Actualizado: 16 abr 2020

Postales del sur (de Madrid)



El zapatero del barrio es un hombre menudo y enjuto que se llama Gaspar. Aunque en el barrio han existido y existen otras zapaterías, el zapatero del barrio, el zapatero remendón por excelencia, se llama Gaspar. Y tanto es así que, cuando las madres mandan a sus hijos al zapatero con el recado de que entreguen o recojan unos zapatos no les especifican nada más.


— Toma, lleva estos zapatos al zapatero y dile que a ver si puede arreglar este descosido.

— Voy mamá.


Gaspar es el zapatero porque lleva treinta años ejerciendo este oficio y siempre tuvo claro que este era su sitio. A pesar de las malas rachas que tuvo que soportar, en las que el público parecía darle la espalda, siguió trabajando duro para conseguir que la suerte se le pusiera de cara. En el barrio, por el contrario, no faltaron otros zapateros que, en cuanto llegaban los primeros problemas plegaban velas y se marchaban por donde habían venido, sin acabar de arraigar en el corazón de los vecinos.


— Maestro, ¿puede usted taparme este agujero de la suela?

— ¡Uff¡, esto está difícil, pero a ver si con una media suela te lo arreglo.

— ¿Cuando vengo a recogerlo?

— Pásate el lunes.

La zapatería de Gaspar es una habitación de un piso bajo a la que abrieron una puerta a la calle aprovechando el hueco de la ventana. Al principio, de recién llegados al barrio, Gaspar, su mujer y el primogénito de ambos estuvieron residiendo en lo que quedaba del inmueble, de unos sesenta metros cuadros en su conjunto. Pero luego, según se fue asentando el negocio y los ingresos fueron llegando, la familia pasó a habitar otro piso, quedando el primero como lugar de trabajo. Gaspar, entonces, podía haber tirado algún tabique y haber ampliado la habitación donde trabajaba, pero finalmente no lo hizo porque se apañaba  bien como estaba. Descargó un tanto de cacharros su lugar de trabajo colocándolos en otra habitación aneja, pero siguió trabajando y atendiendo al público en su sitio y en la forma de siempre, esto es, tras un pequeño mostrador y sentado en una silla de enea.
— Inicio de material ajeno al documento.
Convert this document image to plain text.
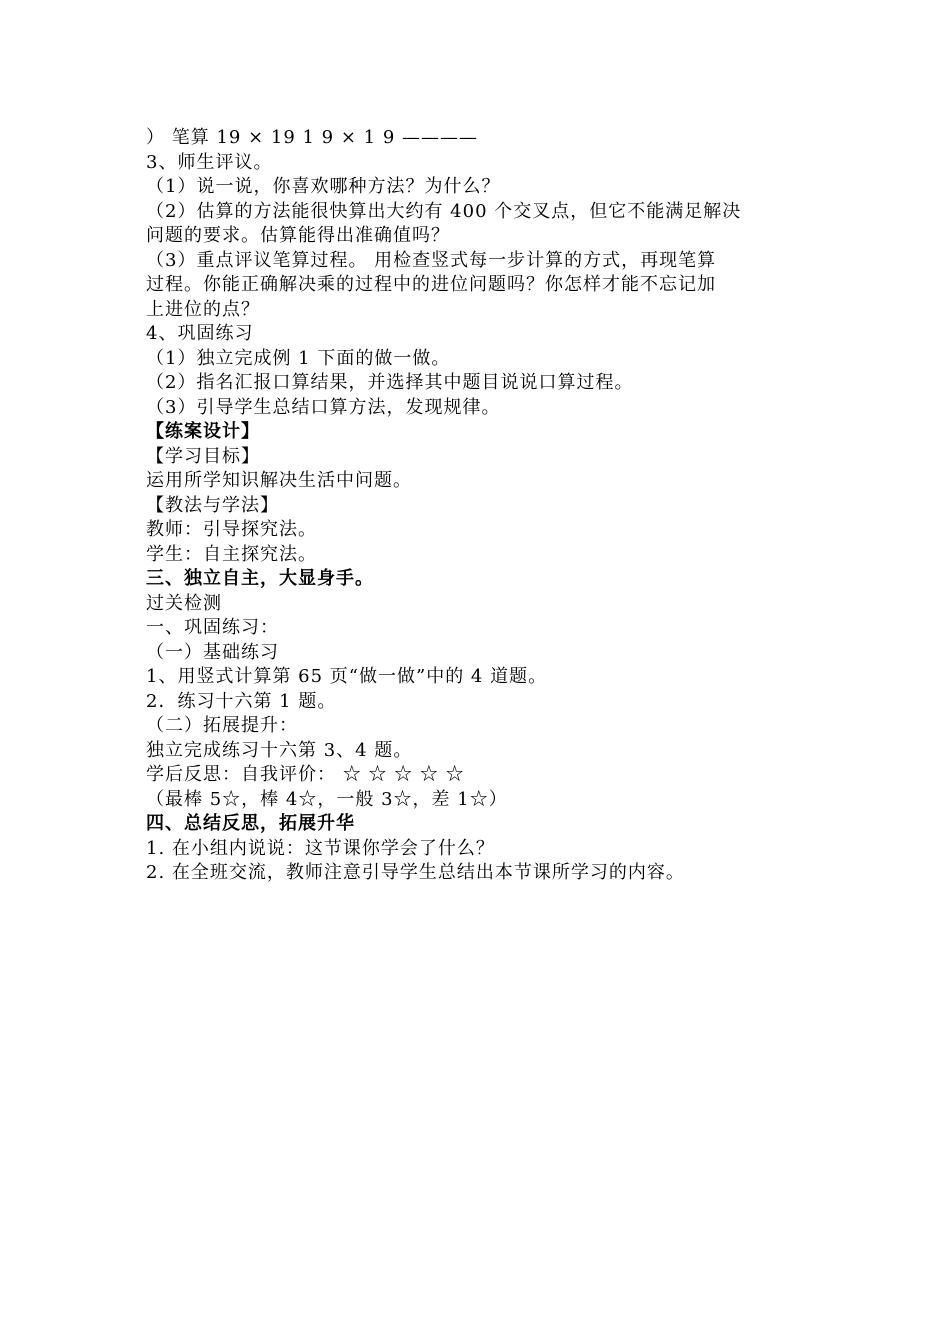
） 笔算 19 × 19 1 9 × 1 9 ————
3、师生评议。
（1）说一说，你喜欢哪种方法？为什么？
（2）估算的方法能很快算出大约有 400 个交叉点，但它不能满足解决
问题的要求。估算能得出准确值吗？
（3）重点评议笔算过程。 用检查竖式每一步计算的方式，再现笔算
过程。你能正确解决乘的过程中的进位问题吗？你怎样才能不忘记加
上进位的点？
4、巩固练习
（1）独立完成例 1 下面的做一做。
（2）指名汇报口算结果，并选择其中题目说说口算过程。
（3）引导学生总结口算方法，发现规律。
【练案设计】
【学习目标】
运用所学知识解决生活中问题。
【教法与学法】
教师：引导探究法。
学生：自主探究法。
三、独立自主，大显身手。
过关检测
一、巩固练习：
（一）基础练习
1、用竖式计算第 65 页“做一做”中的 4 道题。
2．练习十六第 1 题。
（二）拓展提升：
独立完成练习十六第 3、4 题。
学后反思：自我评价： ☆ ☆ ☆ ☆ ☆
（最棒 5☆，棒 4☆，一般 3☆，差 1☆）
四、总结反思，拓展升华
1. 在小组内说说：这节课你学会了什么？
2. 在全班交流，教师注意引导学生总结出本节课所学习的内容。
— Maestro, puede coserme usted este roto de la bota.

— ¡Uff¡, esto está muy difícil, pero déjamela que ya veré si puedo.

— ¿Cuándo paso a recogerla?

— Mañana a la tarde.


Tanto como su profesión de zapatero, Gaspar ama su función de remendón y por esto disfruta arreglando no sólo el calzado q

ue le llega a sus manos, sino también bolsos de señora y de viaje, maletas, balones de cuero, suelos y techos de tiendas de campaña..., todo lo que sea susceptible de ser reparado con las herramientas de que dispone. Comprometido con el cliente, Gaspar no es de esos zapateros que no dudan en excusarse para no arreglar la cosa que le entregan y que mandan directamente a comprar otra nueva, sino que, tras una leve y casi protocolaria excusa inicial, procura remendar el roto o el descosido. Gaspar parece que no comulga con esa estúpida dinámica del usar y tirar que se está imponiendo en la sociedad y, gracias a él, más de un duro se habrán ahorrado los vecinos del barrio.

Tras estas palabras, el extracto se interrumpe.